BE DiFFERENT or be dead.

The implication is that if your organization is not different, sooner or later it will be irrelevant and it will die.

Sameness kills.

The path to organizational death is predictable when you look like everyone else.

Sales revenue decline because the value proposition of your organization is limp it has no distinctive substance and potential customers can’t figure out why they should buy from you and not your competitors.

People stop buying because the company's offerings are no longer relevant; they no longer serve a compelling need.
They lose their edge that was the original reason people bought from them and not their competition. Their product portfolio is now common and indistinguishable from that offered by others.

Customers migrate away, looking for more value for their money; to get their specific needs satisfied.

Price cutting is invoked as the salvation, believing that lower prices will increase sales volumes and boost revenues. The reality is, however, that with a limp value proposition, driving prices down also drives revenue down.

With revenues declining, management decrees that costs be reduced to preserve operating margins.
Across-the-board cost cutting is ordered as a balanced approach which means customer serving functions get whacked; fewer frontline people are expected to handle the higher volume of calls that results from reducing prices.

Customer service suffers and customers get increasingly more dissatisfied.

They look for alternative suppliers. Degenerating service removes any reason for customers to stay loyal.
Customers find it easy to switch suppliers since so many alternatives present themselves; competitors swoop down to catch the vulnerable prey.

Revenues spiral downward; margins are squeezed; more costs are sliced from company operations; customers are casualties.

It's a relentless cycle.

Leadership looks for a short term strategy to reverse the trend; they are forced to abandon a longer term growth strategy.

The organization may look to partnerships as a fast and easy way to expand their customer base and bolster their revenue line. This process burns valuable time and people resources and is limited by financial capabilities due to shrinking margins and an unhealthy balance sheet.

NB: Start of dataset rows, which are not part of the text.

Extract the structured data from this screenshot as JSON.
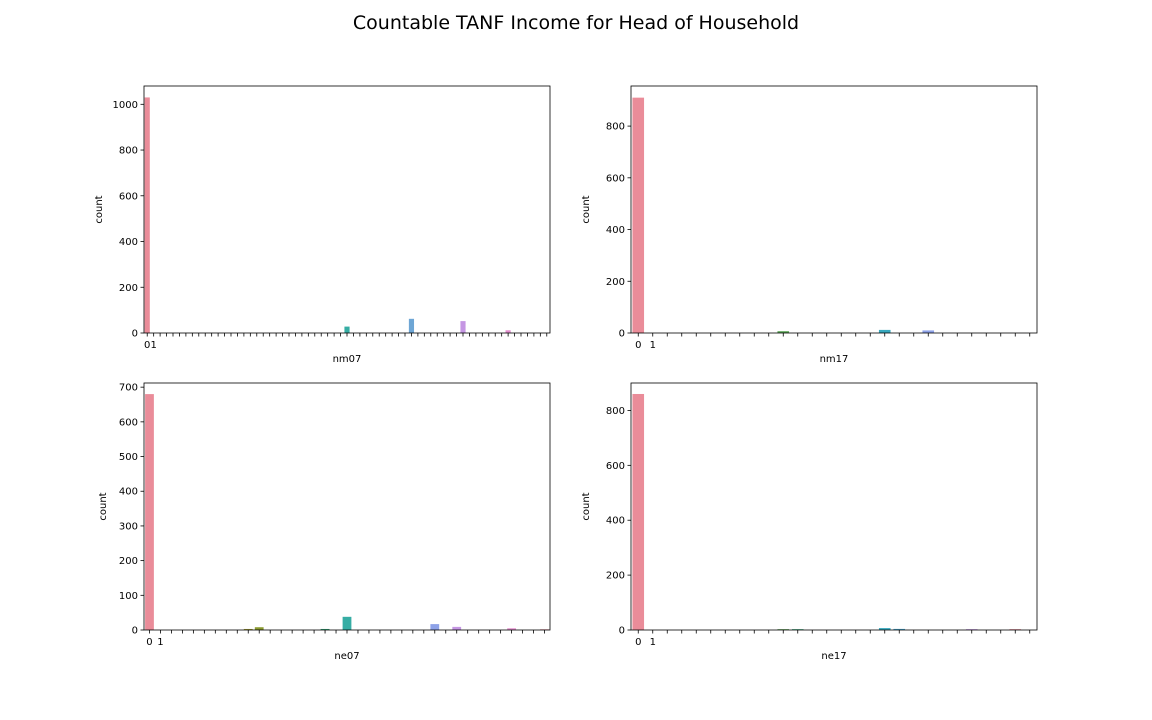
{
  "suptitle": "Countable TANF Income for Head of Household",
  "chart_data": [
    {
      "type": "bar",
      "xlabel": "nm07",
      "ylabel": "count",
      "category_count": 63,
      "tick_labels": [
        "0",
        "1"
      ],
      "ylim": [
        0,
        1080
      ],
      "yticks": [
        0,
        200,
        400,
        600,
        800,
        1000
      ],
      "bars": [
        {
          "index": 0,
          "value": 1030,
          "color": "#ea8c99"
        },
        {
          "index": 31,
          "value": 28,
          "color": "#36ada4"
        },
        {
          "index": 41,
          "value": 62,
          "color": "#6ea6d5"
        },
        {
          "index": 49,
          "value": 52,
          "color": "#c596e3"
        },
        {
          "index": 56,
          "value": 12,
          "color": "#e48fcf"
        }
      ]
    },
    {
      "type": "bar",
      "xlabel": "nm17",
      "ylabel": "count",
      "category_count": 28,
      "tick_labels": [
        "0",
        "1"
      ],
      "ylim": [
        0,
        955
      ],
      "yticks": [
        0,
        200,
        400,
        600,
        800
      ],
      "bars": [
        {
          "index": 0,
          "value": 910,
          "color": "#ea8c99"
        },
        {
          "index": 10,
          "value": 7,
          "color": "#5aa655"
        },
        {
          "index": 17,
          "value": 12,
          "color": "#38a9bf"
        },
        {
          "index": 20,
          "value": 10,
          "color": "#8ea2e8"
        }
      ]
    },
    {
      "type": "bar",
      "xlabel": "ne07",
      "ylabel": "count",
      "category_count": 37,
      "tick_labels": [
        "0",
        "1"
      ],
      "ylim": [
        0,
        712
      ],
      "yticks": [
        0,
        100,
        200,
        300,
        400,
        500,
        600,
        700
      ],
      "bars": [
        {
          "index": 0,
          "value": 680,
          "color": "#ea8c99"
        },
        {
          "index": 9,
          "value": 3,
          "color": "#a5a03a"
        },
        {
          "index": 10,
          "value": 8,
          "color": "#8a9a2f"
        },
        {
          "index": 16,
          "value": 3,
          "color": "#3aab7c"
        },
        {
          "index": 18,
          "value": 38,
          "color": "#36ada4"
        },
        {
          "index": 26,
          "value": 17,
          "color": "#8ea2e8"
        },
        {
          "index": 28,
          "value": 9,
          "color": "#c596e3"
        },
        {
          "index": 33,
          "value": 5,
          "color": "#e48fcf"
        },
        {
          "index": 36,
          "value": 2,
          "color": "#ea8c99"
        }
      ]
    },
    {
      "type": "bar",
      "xlabel": "ne17",
      "ylabel": "count",
      "category_count": 28,
      "tick_labels": [
        "0",
        "1"
      ],
      "ylim": [
        0,
        900
      ],
      "yticks": [
        0,
        200,
        400,
        600,
        800
      ],
      "bars": [
        {
          "index": 0,
          "value": 860,
          "color": "#ea8c99"
        },
        {
          "index": 10,
          "value": 3,
          "color": "#5aa655"
        },
        {
          "index": 11,
          "value": 3,
          "color": "#3aab7c"
        },
        {
          "index": 17,
          "value": 7,
          "color": "#38a9bf"
        },
        {
          "index": 18,
          "value": 4,
          "color": "#4aa6cf"
        },
        {
          "index": 23,
          "value": 3,
          "color": "#c596e3"
        },
        {
          "index": 26,
          "value": 3,
          "color": "#ea8c99"
        }
      ]
    }
  ]
}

The search for partners shifts priorities
 away from fixing the @home value proposition issues to assessing potential partner candidates and determining how to integrate the winner into the overall operations and culture of the suitor.

Revenues continue to decline; confidence erodes.

The cycle becomes entrenched; the organization explores selling off assets to improve financial results.

No investments are made in solving the endemic value proposition issue they face.

It's not a matter IF they will die; it's a question of WHEN it will happen - how long can they hang on.

When customers start to leave, they are telling you that you are becoming irrelevant; you don't have any uniqueness relative to your competitors.

You are the SAME as them.

Fix THAT problem and the revenue line will take care of itself.